Dire aujourd’hui que l’homme est omnivore par nature est totalement faux. Il l’est dans son comportement mais en aucun cas naturellement. Il n’est pas physiologiquement constitué pour ça, ni même pour être herbivore, ce qu’affirme Gary Yourofsky par exemple, mais pour être frugivore. Après tout ce n’est que logique si on se réfère à l’alimentation des grands singes qui demeurent certainement les animaux physiquement les plus proches de l’homme. On observe au passage que eux ont conservé leur comportement originel car ils n’ont pas « bénéficié des avancées de la société »…

Réalité occultée
Extrait d'une photo de poussins morts de L214 - Éthique & animaux.
Extrait d’une photo de poussins morts de L214 – Éthique & animaux.

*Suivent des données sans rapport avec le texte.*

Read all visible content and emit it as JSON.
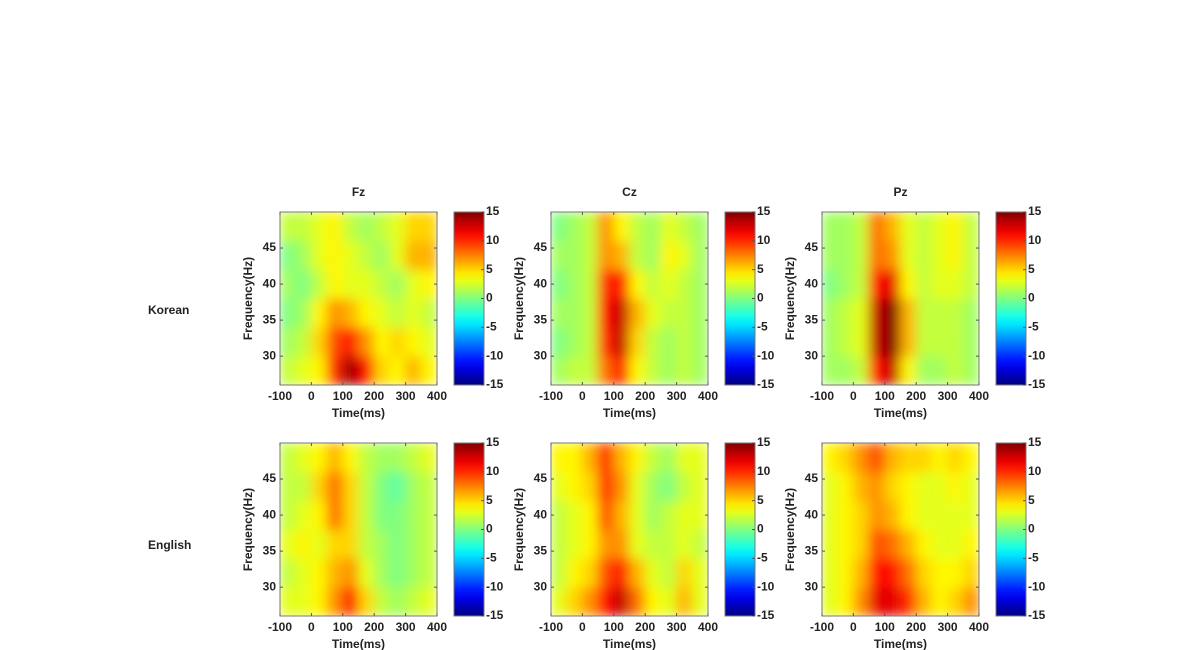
{
  "row_labels": [
    "Korean",
    "English"
  ],
  "chart_data": [
    {
      "type": "heatmap",
      "title": "Fz",
      "xlabel": "Time(ms)",
      "ylabel": "Frequency(Hz)",
      "colormap": "jet",
      "x": [
        -75,
        -25,
        25,
        75,
        125,
        175,
        225,
        275,
        325,
        375
      ],
      "y": [
        28,
        32,
        36,
        40,
        44,
        48
      ],
      "xlim": [
        -100,
        400
      ],
      "xticks": [
        -100,
        0,
        100,
        200,
        300,
        400
      ],
      "ylim": [
        26,
        50
      ],
      "yticks": [
        30,
        35,
        40,
        45
      ],
      "clim": [
        -15,
        15
      ],
      "cticks": [
        -15,
        -10,
        -5,
        0,
        5,
        10,
        15
      ],
      "z": [
        [
          2,
          3,
          4,
          10,
          14,
          11,
          5,
          4,
          6,
          4
        ],
        [
          1,
          2,
          5,
          9,
          11,
          7,
          4,
          5,
          4,
          3
        ],
        [
          0,
          1,
          4,
          7,
          6,
          4,
          3,
          2,
          3,
          2
        ],
        [
          1,
          0,
          2,
          4,
          3,
          3,
          2,
          1,
          3,
          4
        ],
        [
          0,
          1,
          3,
          4,
          3,
          2,
          1,
          3,
          6,
          6
        ],
        [
          2,
          2,
          3,
          4,
          2,
          1,
          2,
          3,
          5,
          5
        ]
      ]
    },
    {
      "type": "heatmap",
      "title": "Cz",
      "xlabel": "Time(ms)",
      "ylabel": "Frequency(Hz)",
      "colormap": "jet",
      "x": [
        -75,
        -25,
        25,
        75,
        125,
        175,
        225,
        275,
        325,
        375
      ],
      "y": [
        28,
        32,
        36,
        40,
        44,
        48
      ],
      "xlim": [
        -100,
        400
      ],
      "xticks": [
        -100,
        0,
        100,
        200,
        300,
        400
      ],
      "ylim": [
        26,
        50
      ],
      "yticks": [
        30,
        35,
        40,
        45
      ],
      "clim": [
        -15,
        15
      ],
      "cticks": [
        -15,
        -10,
        -5,
        0,
        5,
        10,
        15
      ],
      "z": [
        [
          1,
          2,
          2,
          8,
          11,
          4,
          2,
          1,
          2,
          1
        ],
        [
          0,
          1,
          2,
          10,
          13,
          5,
          2,
          1,
          2,
          1
        ],
        [
          1,
          1,
          2,
          11,
          13,
          6,
          3,
          2,
          2,
          1
        ],
        [
          0,
          1,
          2,
          10,
          11,
          4,
          2,
          3,
          2,
          1
        ],
        [
          1,
          1,
          2,
          7,
          6,
          2,
          1,
          4,
          3,
          1
        ],
        [
          0,
          1,
          2,
          7,
          4,
          2,
          1,
          3,
          2,
          1
        ]
      ]
    },
    {
      "type": "heatmap",
      "title": "Pz",
      "xlabel": "Time(ms)",
      "ylabel": "Frequency(Hz)",
      "colormap": "jet",
      "x": [
        -75,
        -25,
        25,
        75,
        125,
        175,
        225,
        275,
        325,
        375
      ],
      "y": [
        28,
        32,
        36,
        40,
        44,
        48
      ],
      "xlim": [
        -100,
        400
      ],
      "xticks": [
        -100,
        0,
        100,
        200,
        300,
        400
      ],
      "ylim": [
        26,
        50
      ],
      "yticks": [
        30,
        35,
        40,
        45
      ],
      "clim": [
        -15,
        15
      ],
      "cticks": [
        -15,
        -10,
        -5,
        0,
        5,
        10,
        15
      ],
      "z": [
        [
          1,
          1,
          2,
          11,
          13,
          4,
          1,
          1,
          2,
          1
        ],
        [
          1,
          2,
          3,
          13,
          15,
          6,
          2,
          2,
          2,
          1
        ],
        [
          1,
          2,
          3,
          13,
          15,
          6,
          2,
          2,
          2,
          1
        ],
        [
          0,
          1,
          2,
          11,
          12,
          4,
          2,
          3,
          3,
          2
        ],
        [
          1,
          1,
          2,
          8,
          7,
          3,
          2,
          3,
          4,
          2
        ],
        [
          1,
          1,
          2,
          8,
          6,
          3,
          2,
          3,
          4,
          2
        ]
      ]
    },
    {
      "type": "heatmap",
      "xlabel": "Time(ms)",
      "ylabel": "Frequency(Hz)",
      "colormap": "jet",
      "x": [
        -75,
        -25,
        25,
        75,
        125,
        175,
        225,
        275,
        325,
        375
      ],
      "y": [
        28,
        32,
        36,
        40,
        44,
        48
      ],
      "xlim": [
        -100,
        400
      ],
      "xticks": [
        -100,
        0,
        100,
        200,
        300,
        400
      ],
      "ylim": [
        26,
        50
      ],
      "yticks": [
        30,
        35,
        40,
        45
      ],
      "clim": [
        -15,
        15
      ],
      "cticks": [
        -15,
        -10,
        -5,
        0,
        5,
        10,
        15
      ],
      "z": [
        [
          3,
          3,
          4,
          7,
          11,
          5,
          2,
          1,
          2,
          3
        ],
        [
          2,
          3,
          4,
          6,
          7,
          3,
          1,
          0,
          1,
          2
        ],
        [
          3,
          4,
          3,
          5,
          5,
          2,
          1,
          0,
          1,
          2
        ],
        [
          2,
          3,
          4,
          8,
          5,
          2,
          0,
          0,
          1,
          2
        ],
        [
          2,
          2,
          5,
          8,
          5,
          2,
          0,
          -1,
          1,
          2
        ],
        [
          2,
          3,
          4,
          6,
          4,
          2,
          1,
          1,
          2,
          3
        ]
      ]
    },
    {
      "type": "heatmap",
      "xlabel": "Time(ms)",
      "ylabel": "Frequency(Hz)",
      "colormap": "jet",
      "x": [
        -75,
        -25,
        25,
        75,
        125,
        175,
        225,
        275,
        325,
        375
      ],
      "y": [
        28,
        32,
        36,
        40,
        44,
        48
      ],
      "xlim": [
        -100,
        400
      ],
      "xticks": [
        -100,
        0,
        100,
        200,
        300,
        400
      ],
      "ylim": [
        26,
        50
      ],
      "yticks": [
        30,
        35,
        40,
        45
      ],
      "clim": [
        -15,
        15
      ],
      "cticks": [
        -15,
        -10,
        -5,
        0,
        5,
        10,
        15
      ],
      "z": [
        [
          3,
          5,
          7,
          11,
          13,
          8,
          4,
          3,
          6,
          3
        ],
        [
          2,
          4,
          5,
          9,
          11,
          6,
          3,
          2,
          5,
          3
        ],
        [
          2,
          3,
          4,
          7,
          7,
          3,
          2,
          2,
          3,
          2
        ],
        [
          2,
          3,
          4,
          9,
          6,
          3,
          1,
          2,
          3,
          3
        ],
        [
          3,
          4,
          5,
          10,
          7,
          3,
          1,
          0,
          2,
          3
        ],
        [
          4,
          4,
          6,
          10,
          6,
          4,
          2,
          1,
          3,
          3
        ]
      ]
    },
    {
      "type": "heatmap",
      "xlabel": "Time(ms)",
      "ylabel": "Frequency(Hz)",
      "colormap": "jet",
      "x": [
        -75,
        -25,
        25,
        75,
        125,
        175,
        225,
        275,
        325,
        375
      ],
      "y": [
        28,
        32,
        36,
        40,
        44,
        48
      ],
      "xlim": [
        -100,
        400
      ],
      "xticks": [
        -100,
        0,
        100,
        200,
        300,
        400
      ],
      "ylim": [
        26,
        50
      ],
      "yticks": [
        30,
        35,
        40,
        45
      ],
      "clim": [
        -15,
        15
      ],
      "cticks": [
        -15,
        -10,
        -5,
        0,
        5,
        10,
        15
      ],
      "z": [
        [
          3,
          4,
          7,
          12,
          12,
          10,
          6,
          4,
          5,
          7
        ],
        [
          3,
          4,
          6,
          11,
          11,
          8,
          5,
          4,
          4,
          5
        ],
        [
          3,
          4,
          5,
          9,
          8,
          6,
          4,
          3,
          3,
          4
        ],
        [
          3,
          4,
          5,
          7,
          6,
          4,
          3,
          3,
          3,
          3
        ],
        [
          3,
          4,
          6,
          7,
          5,
          4,
          3,
          3,
          4,
          3
        ],
        [
          4,
          5,
          7,
          9,
          6,
          5,
          5,
          4,
          5,
          4
        ]
      ]
    }
  ]
}
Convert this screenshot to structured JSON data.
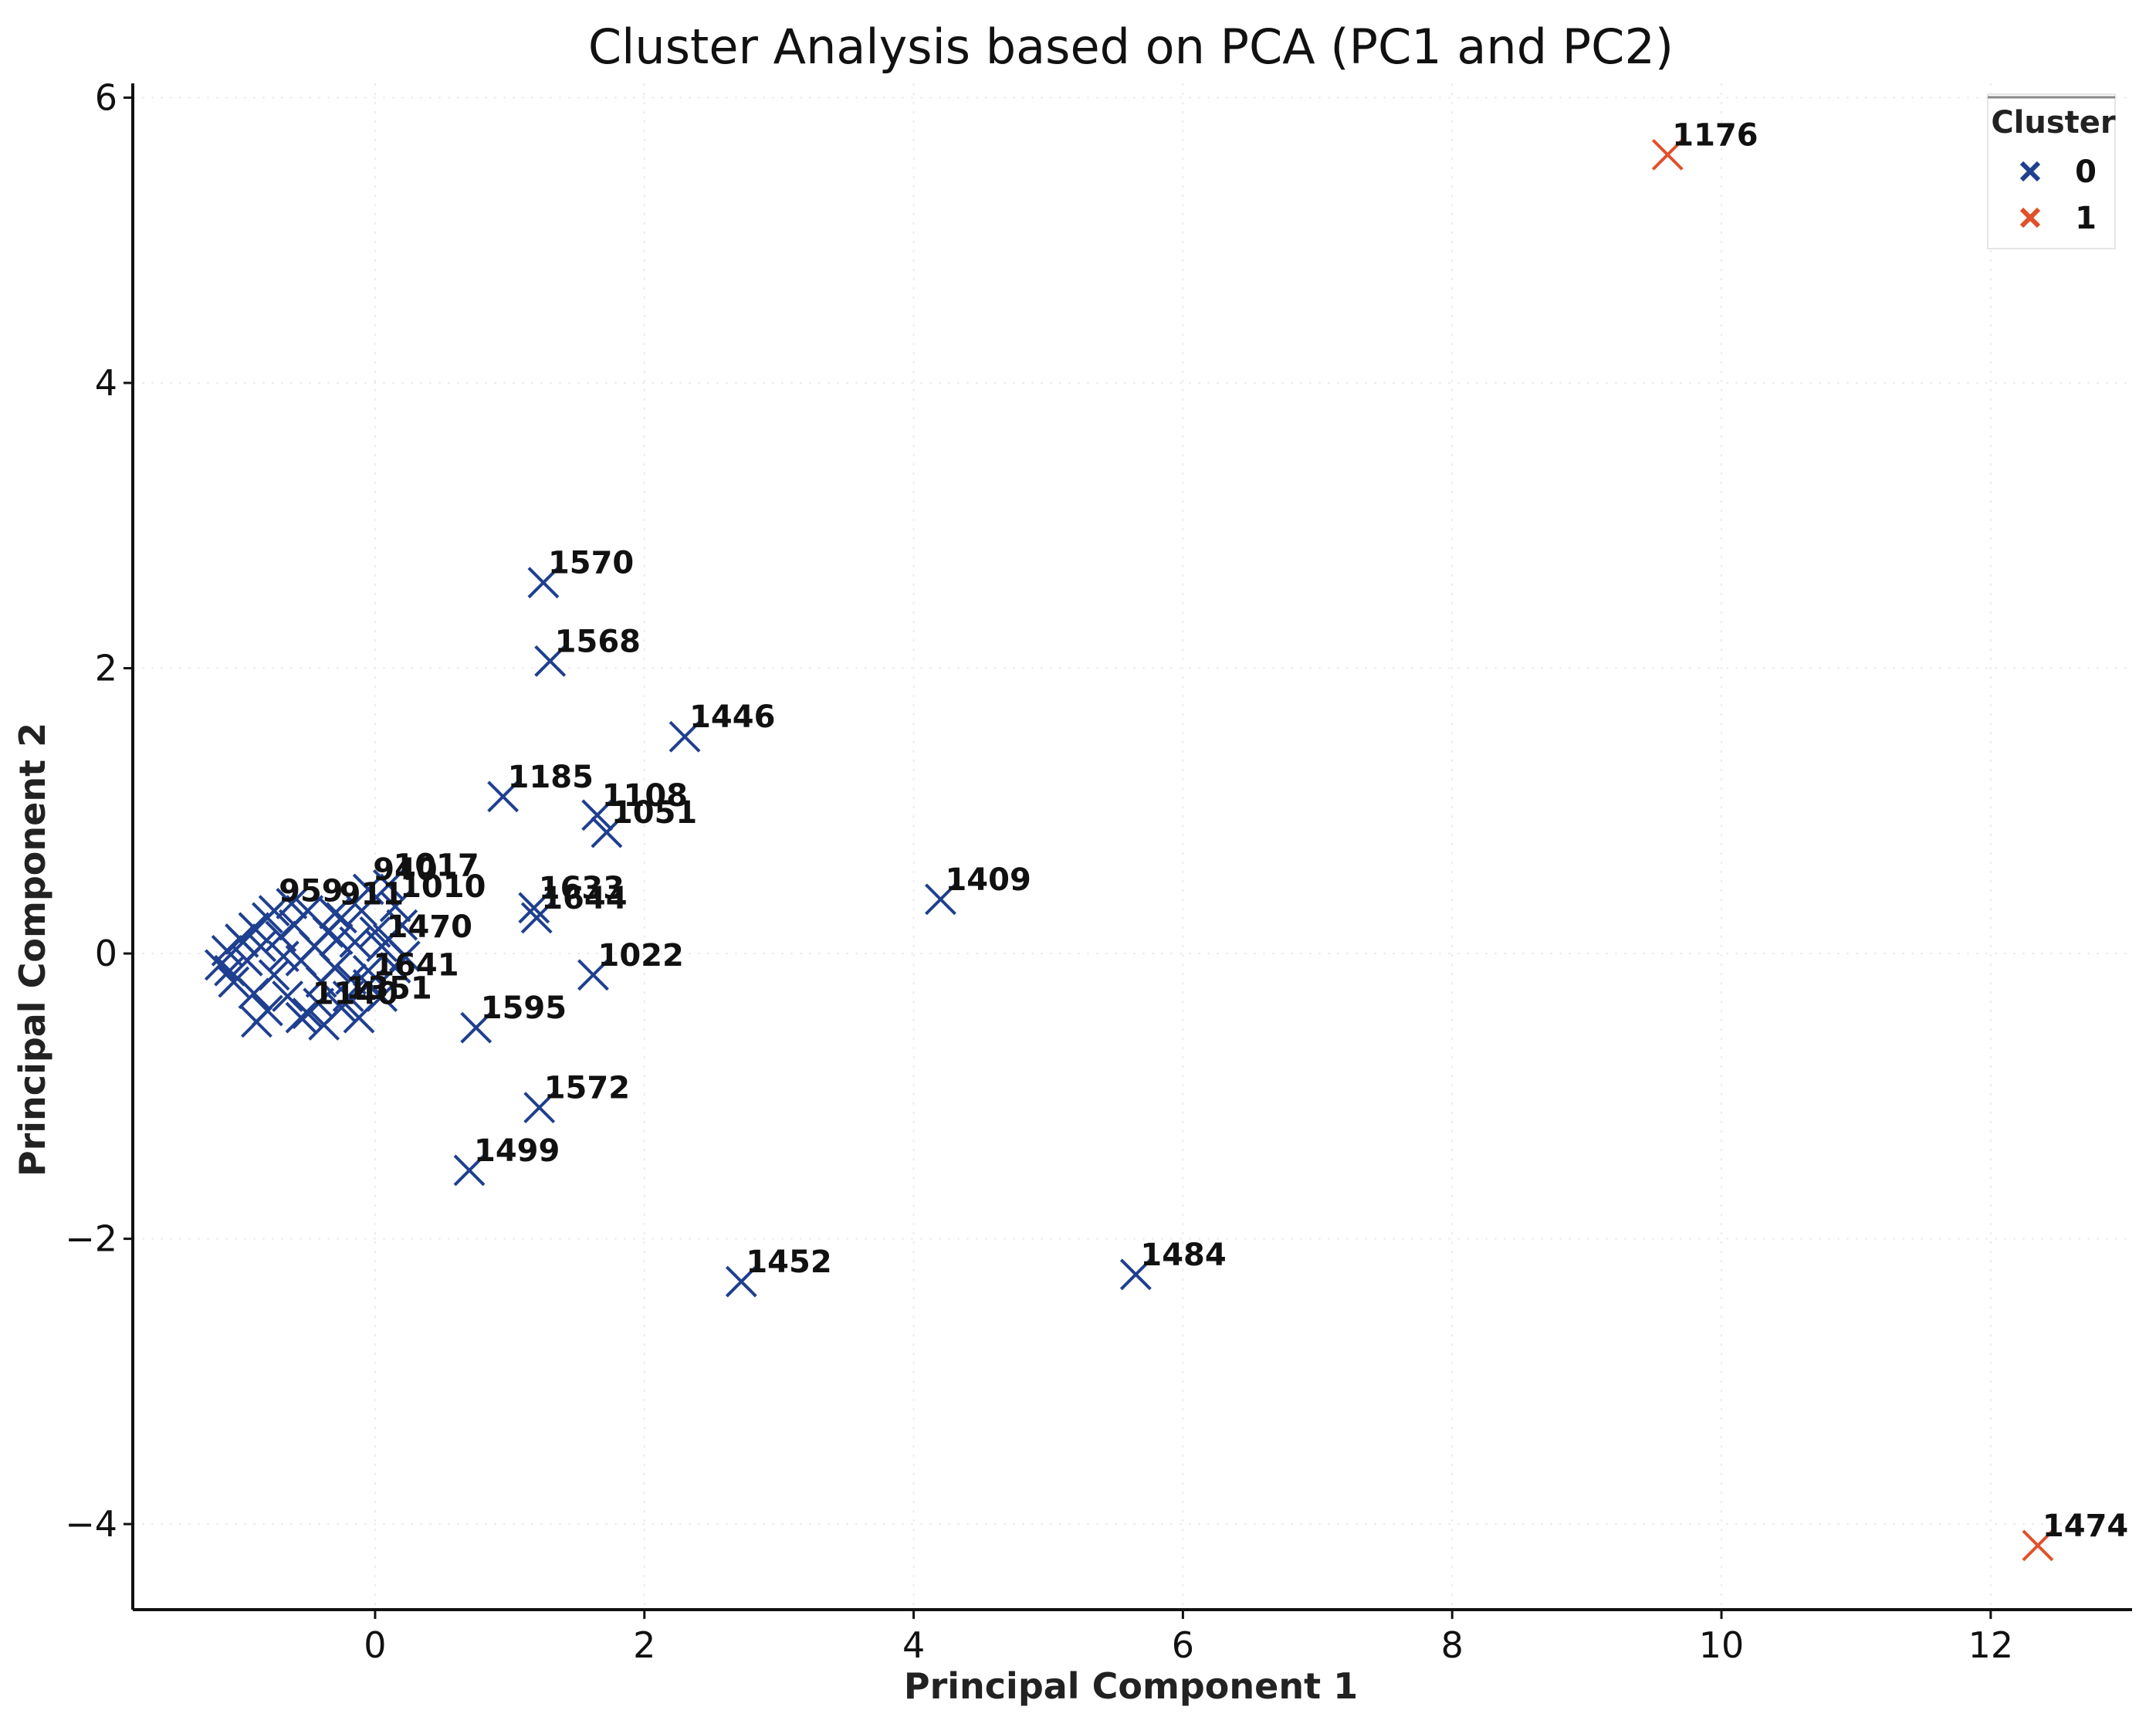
{
  "chart_data": {
    "type": "scatter",
    "title": "Cluster Analysis based on PCA (PC1 and PC2)",
    "xlabel": "Principal Component 1",
    "ylabel": "Principal Component 2",
    "xlim": [
      -1.8,
      13.05
    ],
    "ylim": [
      -4.6,
      6.1
    ],
    "xticks": [
      0,
      2,
      4,
      6,
      8,
      10,
      12
    ],
    "yticks": [
      -4,
      -2,
      0,
      2,
      4,
      6
    ],
    "xtick_labels": [
      "0",
      "2",
      "4",
      "6",
      "8",
      "10",
      "12"
    ],
    "ytick_labels": [
      "−4",
      "−2",
      "0",
      "2",
      "4",
      "6"
    ],
    "grid": true,
    "marker": "x",
    "legend": {
      "title": "Cluster",
      "position": "top-right",
      "entries": [
        {
          "label": "0",
          "color": "#1f3f8f"
        },
        {
          "label": "1",
          "color": "#e0502a"
        }
      ]
    },
    "series": [
      {
        "name": "0",
        "color": "#1f3f8f",
        "points": [
          {
            "x": 1.25,
            "y": 2.6,
            "label": "1570"
          },
          {
            "x": 1.3,
            "y": 2.05,
            "label": "1568"
          },
          {
            "x": 2.3,
            "y": 1.52,
            "label": "1446"
          },
          {
            "x": 0.95,
            "y": 1.1,
            "label": "1185"
          },
          {
            "x": 1.65,
            "y": 0.97,
            "label": "1108"
          },
          {
            "x": 1.72,
            "y": 0.85,
            "label": "1051"
          },
          {
            "x": 4.2,
            "y": 0.38,
            "label": "1409"
          },
          {
            "x": 1.18,
            "y": 0.32,
            "label": "1633"
          },
          {
            "x": 1.2,
            "y": 0.25,
            "label": "1644"
          },
          {
            "x": 1.62,
            "y": -0.15,
            "label": "1022"
          },
          {
            "x": 0.75,
            "y": -0.52,
            "label": "1595"
          },
          {
            "x": 1.22,
            "y": -1.08,
            "label": "1572"
          },
          {
            "x": 0.7,
            "y": -1.52,
            "label": "1499"
          },
          {
            "x": 2.72,
            "y": -2.3,
            "label": "1452"
          },
          {
            "x": 5.65,
            "y": -2.25,
            "label": "1484"
          },
          {
            "x": -0.05,
            "y": 0.45,
            "label": "940"
          },
          {
            "x": 0.1,
            "y": 0.48,
            "label": "1017"
          },
          {
            "x": 0.15,
            "y": 0.33,
            "label": "1010"
          },
          {
            "x": -0.75,
            "y": 0.3,
            "label": "959"
          },
          {
            "x": -0.3,
            "y": 0.28,
            "label": "911"
          },
          {
            "x": 0.05,
            "y": 0.05,
            "label": "1470"
          },
          {
            "x": -0.05,
            "y": -0.22,
            "label": "1641"
          },
          {
            "x": -0.25,
            "y": -0.38,
            "label": "1351"
          },
          {
            "x": -0.5,
            "y": -0.42,
            "label": "1140"
          },
          {
            "x": -1.15,
            "y": -0.08
          },
          {
            "x": -1.1,
            "y": 0.02
          },
          {
            "x": -1.05,
            "y": -0.2
          },
          {
            "x": -1.0,
            "y": 0.1
          },
          {
            "x": -0.95,
            "y": -0.05
          },
          {
            "x": -0.9,
            "y": 0.18
          },
          {
            "x": -0.9,
            "y": -0.28
          },
          {
            "x": -0.85,
            "y": 0.05
          },
          {
            "x": -0.8,
            "y": -0.4
          },
          {
            "x": -0.8,
            "y": 0.25
          },
          {
            "x": -0.75,
            "y": -0.15
          },
          {
            "x": -0.7,
            "y": 0.12
          },
          {
            "x": -0.65,
            "y": -0.3
          },
          {
            "x": -0.6,
            "y": 0.2
          },
          {
            "x": -0.55,
            "y": -0.05
          },
          {
            "x": -0.55,
            "y": -0.45
          },
          {
            "x": -0.5,
            "y": 0.3
          },
          {
            "x": -0.45,
            "y": 0.05
          },
          {
            "x": -0.4,
            "y": -0.2
          },
          {
            "x": -0.38,
            "y": -0.5
          },
          {
            "x": -0.35,
            "y": 0.15
          },
          {
            "x": -0.3,
            "y": -0.1
          },
          {
            "x": -0.25,
            "y": 0.25
          },
          {
            "x": -0.2,
            "y": -0.3
          },
          {
            "x": -0.15,
            "y": 0.08
          },
          {
            "x": -0.12,
            "y": -0.45
          },
          {
            "x": -0.1,
            "y": 0.3
          },
          {
            "x": -0.05,
            "y": -0.12
          },
          {
            "x": 0.0,
            "y": 0.15
          },
          {
            "x": 0.05,
            "y": -0.3
          },
          {
            "x": 0.1,
            "y": 0.1
          },
          {
            "x": 0.15,
            "y": -0.1
          },
          {
            "x": 0.2,
            "y": 0.2
          },
          {
            "x": 0.22,
            "y": -0.02
          },
          {
            "x": -1.08,
            "y": -0.12
          },
          {
            "x": -0.98,
            "y": 0.08
          },
          {
            "x": -0.68,
            "y": -0.02
          },
          {
            "x": -0.62,
            "y": 0.35
          },
          {
            "x": -0.42,
            "y": -0.35
          },
          {
            "x": -0.28,
            "y": 0.1
          },
          {
            "x": -0.18,
            "y": -0.18
          },
          {
            "x": -0.88,
            "y": -0.48
          }
        ]
      },
      {
        "name": "1",
        "color": "#e0502a",
        "points": [
          {
            "x": 9.6,
            "y": 5.6,
            "label": "1176"
          },
          {
            "x": 12.35,
            "y": -4.15,
            "label": "1474"
          }
        ]
      }
    ]
  }
}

Pour comprendre pourquoi la société moderne est fondée sur une telle absurdité il faut prendre en considération le poids financier que représente l’alimentation dans celle-ci. Toute l’organisation agro-alimentaire et ses millions d’emplois (on y reviendra ultérieurement). Et tristement, entre des millions d’emplois et des millions de cadavres d’animaux le choix a été vite fait. Bien trop vite, à tel point qu’il est devenu très difficile, même quasi impossible, de faire admettre aujourd’hui ce qui est naturel par rapport à ce qui n’est qu’un comportement.

Reste à voir, maintenant qu’il est établi que l’organisme humain est frugivore, quelles sont les conséquences de l’alimentation omnivore que notre espèce a adopté contre nature. Nous sommes nous adaptés ? Avons-nous évolué au sens darwinien du terme ? Nous sommes-nous adaptés ? Ou bien au contraire notre corps n’accepte pas ce changement et se venge avec tout un tas de maladies que nous n’aurions pas si nous étions restés en harmonie avec la nature ? Quid des carences ? Ces questions méritent d’être posées non ? Nous y reviendront…

CONCLUSION

Ce qui est certain à ce stade, pour en revenir à la raison et à la mission de l’aventure végane, c’est que le fait d’adopter un régime végétarien ou végétalien au minimum, et végan au mieux, est en harmonie complète avec notre nature. En revanche, le fait de manger de la chair, que ce soit de la viande ou du poisson, est bel et bien contre nature. Voilà déjà une réponse claire obtenue à l’une de nos préoccupations.